FINAL LIGHT

FINAL LIGHT

James "Perturbator" Kent and Cult of Luna are the masters of their respective worlds. Over the last decade, the French maestro has become the most expectation-breaking name in synthwave, transcending its ’80s video game aesthetic with metal and post-punk. Meanwhile, the Swedish sextet have affirmed themselves as post-metal’s biggest stars.

Seismic riffs, earth-quaking growls and brave collaborations with everyone from Julie Christmas to Colin Stetson have ensured they’re as blistering as they are forward-thinking. Eclecticism and violence are married in Final Light: Perturbator’s team-up with Cult of Luna singer/guitarist Johannes Persson.

The pair’s self-titled debut album is the perfect conglomerate between seemingly
incompatible sounds. On its opening track, the insidious “Nothing Will Bear Your Name”, synths bubble to construct an arresting opening half. Then, release. Johannes’ roar strikes and guitar chords boom as computerised beats anchor the chaos.

“It Came with the Water” echoes Cult of Luna’s 2013 titan Vertikal, invoking images of an urban dystopia as its deep guitar melody grinds beneath sci-fi electronica. The title track’s distorted EDM beats, on the other hand, are all James "Perturbator" Kent, capable of invigorating the seediest of underground nightclubs. Both parties are clearly playing to their strengths – but for them to do so in such perfect harmony is, in itself, a genre-demolishing feat.
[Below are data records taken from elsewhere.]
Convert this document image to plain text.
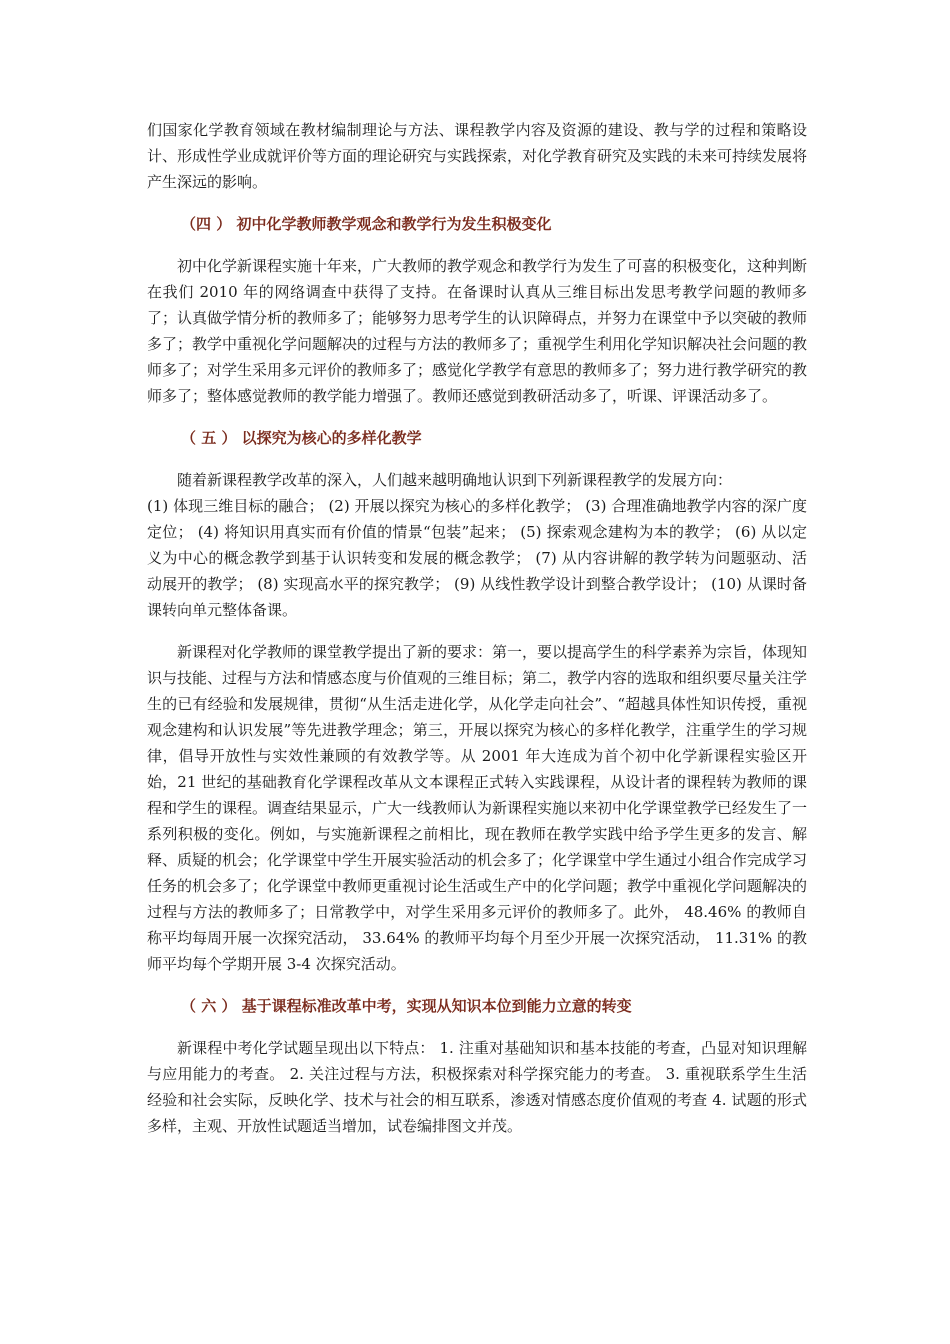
们国家化学教育领域在教材编制理论与方法、课程教学内容及资源的建设、教与学的过程和策略设计、形成性学业成就评价等方面的理论研究与实践探索，对化学教育研究及实践的未来可持续发展将产生深远的影响。

（四 ） 初中化学教师教学观念和教学行为发生积极变化

初中化学新课程实施十年来，广大教师的教学观念和教学行为发生了可喜的积极变化，这种判断在我们 2010 年的网络调查中获得了支持。在备课时认真从三维目标出发思考教学问题的教师多了；认真做学情分析的教师多了；能够努力思考学生的认识障碍点，并努力在课堂中予以突破的教师多了；教学中重视化学问题解决的过程与方法的教师多了；重视学生利用化学知识解决社会问题的教师多了；对学生采用多元评价的教师多了；感觉化学教学有意思的教师多了；努力进行教学研究的教师多了；整体感觉教师的教学能力增强了。教师还感觉到教研活动多了，听课、评课活动多了。

（ 五 ） 以探究为核心的多样化教学

随着新课程教学改革的深入，人们越来越明确地认识到下列新课程教学的发展方向：

(1) 体现三维目标的融合； (2) 开展以探究为核心的多样化教学； (3) 合理准确地教学内容的深广度定位； (4) 将知识用真实而有价值的情景“包装”起来； (5) 探索观念建构为本的教学； (6) 从以定义为中心的概念教学到基于认识转变和发展的概念教学； (7) 从内容讲解的教学转为问题驱动、活动展开的教学； (8) 实现高水平的探究教学； (9) 从线性教学设计到整合教学设计； (10) 从课时备课转向单元整体备课。

新课程对化学教师的课堂教学提出了新的要求：第一，要以提高学生的科学素养为宗旨，体现知识与技能、过程与方法和情感态度与价值观的三维目标；第二，教学内容的选取和组织要尽量关注学生的已有经验和发展规律，贯彻“从生活走进化学，从化学走向社会”、“超越具体性知识传授，重视观念建构和认识发展”等先进教学理念；第三，开展以探究为核心的多样化教学，注重学生的学习规律，倡导开放性与实效性兼顾的有效教学等。从 2001 年大连成为首个初中化学新课程实验区开始，21 世纪的基础教育化学课程改革从文本课程正式转入实践课程，从设计者的课程转为教师的课程和学生的课程。调查结果显示，广大一线教师认为新课程实施以来初中化学课堂教学已经发生了一系列积极的变化。例如，与实施新课程之前相比，现在教师在教学实践中给予学生更多的发言、解释、质疑的机会；化学课堂中学生开展实验活动的机会多了；化学课堂中学生通过小组合作完成学习任务的机会多了；化学课堂中教师更重视讨论生活或生产中的化学问题；教学中重视化学问题解决的过程与方法的教师多了；日常教学中，对学生采用多元评价的教师多了。此外， 48.46% 的教师自称平均每周开展一次探究活动， 33.64% 的教师平均每个月至少开展一次探究活动， 11.31% 的教师平均每个学期开展 3-4 次探究活动。

（ 六 ） 基于课程标准改革中考，实现从知识本位到能力立意的转变

新课程中考化学试题呈现出以下特点： 1. 注重对基础知识和基本技能的考查，凸显对知识理解与应用能力的考查。 2. 关注过程与方法，积极探索对科学探究能力的考查。 3. 重视联系学生生活经验和社会实际，反映化学、技术与社会的相互联系，渗透对情感态度价值观的考查 4. 试题的形式多样，主观、开放性试题适当增加，试卷编排图文并茂。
Lyrically, Final Light seethes with anger. “There was so much that I was so fucking pissed about,” Johannes explains. “Some of my friends were dealing with a poisonous person: a narcissistic, crazy person. I was walking around full of anger and hate, so I think that came out in those lyrics.” The tandem’s story began in 2019. Walter Hoeijmakers, the artistic director of the Netherlands’ lauded
Roadburn festival, approached James "Perturbator" Kent with the opportunity of doing a commissioned piece with any musician of his choosing. As soon as the pair began work on their boundary-decimating songs, they knew that they had to be immortalised as an album.

“It was immediate,” states Perturbator. “It’s a project that I really want to share; it’s not only the fruit of a collaboration between me and one of my favourite musicians, but also very unique and once-in-a-lifetime.”
They wrote and recorded together in Paris before the start of the pandemic. Covid, which postponed the Roadburn festival at which the band would have debuted, gave them time to perfect what they’d crafted.
Johannes recorded additional vocals at Cult of Luna’s resident studio in Umeå, Sweden, fully capturing the rage of his apocalyptically harsh voice.

Borders were built to be shattered. This is the sound of their destruction. Single-handedly, Final Light have birthed a new, bleak breed of experimental metal.